Esse pequeno trecho condensa de forma muito sintética o que seria a rearticulação das três modalidades de identificação em termos da topologia do nó borromeano: parte-se do triskel, equiparado ao traço unário, como base para a estruturação do nó, o qual se constitui pela incorporação, pela ação do Nome-do- Pai, e situa o objeto a no ponto de intersecção triplo entre os três registros, evidenciado pela escrita planificada do nó, possibilitando a identificação histérica, ao desejo do Outro.

Já no seminário seguinte, sobre o Sinthoma, em uma de suas variadas apresentações do nó borromeano, Lacan o escreve composto por uma reta infinita, tomada como equivalente a um elo simples, o que certamente o distancia de uma abordagem topológica estritamente matemática.

Figura 26: Transformação do falso-furo em real (LACAN, 2007, p. 113.)

A reta infinita é aqui identificada ao Falo, como aquilo que torna um falso- furo verdadeiro, mas também aparece como identificada ao traço unário, e, posteriormente ao registro do Real.

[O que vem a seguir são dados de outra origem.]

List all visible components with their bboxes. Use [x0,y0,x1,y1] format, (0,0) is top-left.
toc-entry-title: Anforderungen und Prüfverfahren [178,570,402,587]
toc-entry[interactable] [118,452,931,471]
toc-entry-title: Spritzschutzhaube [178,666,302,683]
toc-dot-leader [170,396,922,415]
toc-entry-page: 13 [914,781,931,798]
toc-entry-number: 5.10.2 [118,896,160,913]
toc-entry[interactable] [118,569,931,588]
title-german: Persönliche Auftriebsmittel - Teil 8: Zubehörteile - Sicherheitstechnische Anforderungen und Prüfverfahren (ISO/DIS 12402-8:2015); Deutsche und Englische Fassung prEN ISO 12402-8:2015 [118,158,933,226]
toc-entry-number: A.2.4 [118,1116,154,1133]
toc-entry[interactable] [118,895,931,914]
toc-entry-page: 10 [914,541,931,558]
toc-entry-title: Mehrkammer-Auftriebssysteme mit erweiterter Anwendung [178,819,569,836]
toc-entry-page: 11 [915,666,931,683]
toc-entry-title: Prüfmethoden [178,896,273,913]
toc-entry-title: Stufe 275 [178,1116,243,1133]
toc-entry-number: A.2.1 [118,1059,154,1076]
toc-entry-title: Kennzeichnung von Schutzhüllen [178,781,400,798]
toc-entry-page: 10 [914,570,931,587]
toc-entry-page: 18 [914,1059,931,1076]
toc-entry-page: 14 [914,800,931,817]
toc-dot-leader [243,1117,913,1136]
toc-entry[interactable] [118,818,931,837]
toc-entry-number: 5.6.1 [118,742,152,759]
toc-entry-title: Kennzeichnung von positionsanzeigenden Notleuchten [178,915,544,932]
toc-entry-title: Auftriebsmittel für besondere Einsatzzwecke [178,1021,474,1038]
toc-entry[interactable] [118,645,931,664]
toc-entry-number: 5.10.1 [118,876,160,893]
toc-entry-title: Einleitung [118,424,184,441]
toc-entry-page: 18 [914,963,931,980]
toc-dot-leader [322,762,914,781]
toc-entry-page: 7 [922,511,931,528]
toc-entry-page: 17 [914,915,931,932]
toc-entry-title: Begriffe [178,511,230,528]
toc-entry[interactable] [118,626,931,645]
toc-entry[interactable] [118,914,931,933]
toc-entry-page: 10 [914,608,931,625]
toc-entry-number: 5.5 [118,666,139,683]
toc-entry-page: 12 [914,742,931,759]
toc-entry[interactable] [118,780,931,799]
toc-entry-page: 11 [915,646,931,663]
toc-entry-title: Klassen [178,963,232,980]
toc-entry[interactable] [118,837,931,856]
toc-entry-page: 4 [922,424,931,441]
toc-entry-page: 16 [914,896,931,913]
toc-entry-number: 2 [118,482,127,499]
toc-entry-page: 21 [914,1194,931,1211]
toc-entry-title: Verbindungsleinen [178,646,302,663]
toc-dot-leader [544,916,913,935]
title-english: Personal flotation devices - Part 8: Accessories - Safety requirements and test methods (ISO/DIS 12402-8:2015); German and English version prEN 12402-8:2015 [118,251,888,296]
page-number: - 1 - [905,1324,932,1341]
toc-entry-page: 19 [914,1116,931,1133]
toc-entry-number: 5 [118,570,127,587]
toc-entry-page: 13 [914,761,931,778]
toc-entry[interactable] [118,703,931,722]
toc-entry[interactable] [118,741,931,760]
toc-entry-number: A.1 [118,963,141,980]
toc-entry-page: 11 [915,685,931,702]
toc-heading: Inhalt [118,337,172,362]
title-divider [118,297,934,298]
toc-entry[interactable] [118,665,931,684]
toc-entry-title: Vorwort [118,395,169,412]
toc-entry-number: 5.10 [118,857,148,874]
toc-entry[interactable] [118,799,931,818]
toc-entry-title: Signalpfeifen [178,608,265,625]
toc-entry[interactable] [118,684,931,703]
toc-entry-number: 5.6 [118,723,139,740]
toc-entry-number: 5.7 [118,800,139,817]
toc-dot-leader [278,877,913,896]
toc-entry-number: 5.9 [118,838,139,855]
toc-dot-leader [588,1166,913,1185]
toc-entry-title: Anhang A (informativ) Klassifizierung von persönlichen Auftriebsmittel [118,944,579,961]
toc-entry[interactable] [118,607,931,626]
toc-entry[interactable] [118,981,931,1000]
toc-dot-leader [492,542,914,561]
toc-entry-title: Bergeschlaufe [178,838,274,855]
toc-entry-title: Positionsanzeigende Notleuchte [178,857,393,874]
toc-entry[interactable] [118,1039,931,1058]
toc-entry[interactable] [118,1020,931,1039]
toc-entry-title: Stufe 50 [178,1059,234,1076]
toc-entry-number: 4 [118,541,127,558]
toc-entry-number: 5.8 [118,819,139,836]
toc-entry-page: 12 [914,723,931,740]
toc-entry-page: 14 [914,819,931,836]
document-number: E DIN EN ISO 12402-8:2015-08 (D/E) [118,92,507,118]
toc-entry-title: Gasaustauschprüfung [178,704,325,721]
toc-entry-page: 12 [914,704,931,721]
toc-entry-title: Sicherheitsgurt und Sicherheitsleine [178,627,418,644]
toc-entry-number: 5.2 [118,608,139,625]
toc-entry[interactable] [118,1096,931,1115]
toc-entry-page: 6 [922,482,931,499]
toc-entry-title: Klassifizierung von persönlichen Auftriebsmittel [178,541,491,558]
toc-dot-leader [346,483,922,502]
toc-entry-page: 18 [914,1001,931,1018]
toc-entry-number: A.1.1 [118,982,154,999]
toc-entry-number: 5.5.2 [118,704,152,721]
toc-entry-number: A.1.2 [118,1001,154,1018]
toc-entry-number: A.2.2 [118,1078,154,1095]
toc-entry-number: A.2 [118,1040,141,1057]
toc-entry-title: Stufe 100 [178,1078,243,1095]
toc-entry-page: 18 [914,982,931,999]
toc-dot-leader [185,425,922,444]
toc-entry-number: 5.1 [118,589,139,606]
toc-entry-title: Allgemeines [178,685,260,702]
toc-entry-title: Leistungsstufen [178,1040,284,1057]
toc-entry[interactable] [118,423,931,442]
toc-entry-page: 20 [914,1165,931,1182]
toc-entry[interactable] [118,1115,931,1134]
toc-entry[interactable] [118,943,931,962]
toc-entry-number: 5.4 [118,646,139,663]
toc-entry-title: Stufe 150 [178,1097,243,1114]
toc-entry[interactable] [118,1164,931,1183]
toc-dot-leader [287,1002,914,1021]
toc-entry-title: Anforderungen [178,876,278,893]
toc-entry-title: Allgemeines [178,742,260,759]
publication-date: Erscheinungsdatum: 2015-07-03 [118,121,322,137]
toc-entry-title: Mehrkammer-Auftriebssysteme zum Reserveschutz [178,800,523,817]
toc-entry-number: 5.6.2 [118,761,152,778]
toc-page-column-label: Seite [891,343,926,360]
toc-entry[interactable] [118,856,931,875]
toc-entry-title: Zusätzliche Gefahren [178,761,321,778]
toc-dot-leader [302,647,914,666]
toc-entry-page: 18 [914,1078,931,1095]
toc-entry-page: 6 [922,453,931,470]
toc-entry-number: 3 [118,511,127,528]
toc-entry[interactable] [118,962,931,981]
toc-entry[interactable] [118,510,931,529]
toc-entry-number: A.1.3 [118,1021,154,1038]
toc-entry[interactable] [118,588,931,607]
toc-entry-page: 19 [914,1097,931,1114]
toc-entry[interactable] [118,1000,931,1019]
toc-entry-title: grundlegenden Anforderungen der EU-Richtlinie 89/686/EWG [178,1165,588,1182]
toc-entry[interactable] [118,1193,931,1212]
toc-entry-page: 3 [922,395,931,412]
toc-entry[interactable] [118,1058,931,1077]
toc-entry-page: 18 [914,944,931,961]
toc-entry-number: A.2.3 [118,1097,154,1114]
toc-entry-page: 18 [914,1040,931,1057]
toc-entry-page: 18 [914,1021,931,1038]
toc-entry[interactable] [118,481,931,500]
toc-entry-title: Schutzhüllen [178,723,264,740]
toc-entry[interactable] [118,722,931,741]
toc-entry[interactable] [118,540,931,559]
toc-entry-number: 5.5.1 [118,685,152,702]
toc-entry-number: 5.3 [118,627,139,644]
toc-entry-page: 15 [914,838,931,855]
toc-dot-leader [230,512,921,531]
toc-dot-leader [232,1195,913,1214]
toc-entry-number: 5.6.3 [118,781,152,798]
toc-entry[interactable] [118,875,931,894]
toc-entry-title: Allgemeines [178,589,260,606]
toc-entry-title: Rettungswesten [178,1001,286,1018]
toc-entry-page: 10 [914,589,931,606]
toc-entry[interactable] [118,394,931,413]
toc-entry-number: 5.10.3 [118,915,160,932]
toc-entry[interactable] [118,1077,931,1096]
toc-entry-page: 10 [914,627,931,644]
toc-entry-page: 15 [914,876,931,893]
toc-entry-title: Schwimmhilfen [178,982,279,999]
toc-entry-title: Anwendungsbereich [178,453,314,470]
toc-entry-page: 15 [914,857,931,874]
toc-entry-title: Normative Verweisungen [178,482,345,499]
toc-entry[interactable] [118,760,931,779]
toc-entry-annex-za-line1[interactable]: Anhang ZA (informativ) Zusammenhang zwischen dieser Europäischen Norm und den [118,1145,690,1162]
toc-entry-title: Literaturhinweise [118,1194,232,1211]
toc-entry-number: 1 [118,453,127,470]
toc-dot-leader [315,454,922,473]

Vejamos na passagem a seguir como Lacan faz a reta infinita que compõe o nó equivaler ao traço unário:

Não é de hoje que me interesso por essa questão da escrita, e a promovi pela primeira vez ao falar do traço unário, que, em Freud, é einziger Zug. Devido ao nó borromeano dei outro suporte a esse traço unário. Ainda não lhes apresentei esse outro suporte. Em minha notas, eu o escrevo RI. São as iniciais de reta infinita. A reta infinita, não é a primeira vez que vocês me ouvem falar dela, eu a caracterizo por sua equivalência ao círculo. É o princípio do nó borromeano. Ao combinar duas retas com o círculo, temos o essencial do nó. Por que a reta infinita tem essa virtude, ou qualidade?